The list of angels and villains is intriguing, with the following non-permanent members pro-ban: Bosnia & Herzegovina, Colombia, Gabon, Lebanon, Portugal, Nigeria, South Africa. Plus us, France and the US. I do wonder whether the Gabonese are getting value for money from their man in Turtle Bay, Franck Emmanuel Issoze-Ngondet (for it is he), as he had nothing to say in the debate, although he did vote. Maybe he was tongue-tied, maybe he could not think of anything useful to say, maybe, well - who know? Mind you, he has had his moments: "Amidst discussions regarding the creation of a United States of Africa in early 2008, he suggested that Gabon's place in the proposed continental state could be comparable to California's place in the United States. Acknowledging with amusement that Gabon was not comparable to California in size, he then suggested that it might instead be comparable to Los Angeles".
Meanwhile, back at the plot, the abstainers were Russia, China, Germany, Brazil and India. And here are some weasel words, evasions, excuses etc:
Peter Wittig (Germany): "The aim should be to promote political transition in Libya, stop the violence and begin a true political process. “The people of Libya who have so clearly expressed their aspirations for democracy should be supported,” he said, adding that the Interim National Council was an important interlocutor in that regard"....Germany had decided not to support the resolution and would not contribute its own forces to any military effort that arose from its implementation.

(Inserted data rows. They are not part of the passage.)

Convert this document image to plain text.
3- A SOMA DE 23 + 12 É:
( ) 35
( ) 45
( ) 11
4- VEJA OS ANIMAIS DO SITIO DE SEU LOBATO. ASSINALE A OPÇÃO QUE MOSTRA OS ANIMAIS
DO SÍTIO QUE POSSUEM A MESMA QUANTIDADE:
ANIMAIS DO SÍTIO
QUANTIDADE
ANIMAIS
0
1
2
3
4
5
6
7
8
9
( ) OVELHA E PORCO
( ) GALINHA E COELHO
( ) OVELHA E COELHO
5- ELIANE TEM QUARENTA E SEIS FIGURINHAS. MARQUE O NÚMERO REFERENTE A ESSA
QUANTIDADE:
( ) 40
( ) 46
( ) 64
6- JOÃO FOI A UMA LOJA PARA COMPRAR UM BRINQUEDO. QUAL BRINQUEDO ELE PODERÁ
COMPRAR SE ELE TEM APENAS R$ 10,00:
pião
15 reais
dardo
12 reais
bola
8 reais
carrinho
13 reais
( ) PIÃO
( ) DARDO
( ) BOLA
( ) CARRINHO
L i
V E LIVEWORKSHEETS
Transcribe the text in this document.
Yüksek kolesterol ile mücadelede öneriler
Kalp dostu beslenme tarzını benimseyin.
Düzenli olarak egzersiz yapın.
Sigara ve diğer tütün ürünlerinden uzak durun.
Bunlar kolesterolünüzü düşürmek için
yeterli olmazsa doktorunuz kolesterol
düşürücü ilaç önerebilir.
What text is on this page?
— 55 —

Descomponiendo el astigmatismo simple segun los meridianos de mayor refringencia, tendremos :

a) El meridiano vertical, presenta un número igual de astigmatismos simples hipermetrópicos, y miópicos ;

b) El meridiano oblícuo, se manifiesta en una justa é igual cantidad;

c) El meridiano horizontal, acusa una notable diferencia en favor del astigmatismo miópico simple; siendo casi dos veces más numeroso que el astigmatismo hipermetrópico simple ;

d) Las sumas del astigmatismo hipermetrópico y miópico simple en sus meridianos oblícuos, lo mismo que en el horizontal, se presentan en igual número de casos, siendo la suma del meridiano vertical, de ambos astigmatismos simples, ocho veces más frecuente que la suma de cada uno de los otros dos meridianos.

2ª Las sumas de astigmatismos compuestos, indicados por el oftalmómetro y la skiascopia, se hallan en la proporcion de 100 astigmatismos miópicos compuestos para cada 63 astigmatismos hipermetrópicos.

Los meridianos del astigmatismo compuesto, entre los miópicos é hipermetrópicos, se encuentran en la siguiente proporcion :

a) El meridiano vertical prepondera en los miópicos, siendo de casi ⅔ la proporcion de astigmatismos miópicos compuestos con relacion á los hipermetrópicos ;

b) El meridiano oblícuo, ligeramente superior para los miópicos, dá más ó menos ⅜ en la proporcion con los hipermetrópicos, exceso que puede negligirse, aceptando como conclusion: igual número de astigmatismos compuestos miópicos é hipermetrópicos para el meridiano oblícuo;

Hmm, if NATO aircraft are attacked, might that not trigger the 'all for one and one for all' collective defence?
Hardeep Singh Puri of India manages to say almost nothing: "explaining his abstention, expressed great concern over the welfare of the population of Libya and supported the appointment of the Secretary-General’s Envoy. The report of that Envoy and that of others had not yet been received. As a consequence, today’s resolution was based on very little clear information, including a lack of certainty regarding who was going to enforce the measures. There must be certainty that negative outcomes were not likely before such wide-ranging measures were adopted. Political efforts must be the priority in resolving the situation".
Maria Viotti of Brazil would appear to be from some other Brazil, perhaps one near Alpha Centauri:
"regretted that the “strong message” sent by resolution 1970 (2011) had note yet been heeded. The Brazilian Government had earlier condemned the violence being carried out by Libyan authorities and had called on them to uphold and protect the right of free expression of the protesters and to seek a solution to the crisis through meaningful dialogue".
(QG holds his head in his hands and rocks back and forth)
Li Baodong of the 'People's Republic' of China: "the United Nations Charter must be respected and the current crisis must be ended through peaceful means. China was always against the use of force when those means were not exhausted. His delegation had asked specific questions that failed to be answered and, therefore, it had serious difficulty with the resolution".
Or in other words, let Gadaffi finish the job, and no-one mention Tibet, Inner Mongolia etc etc.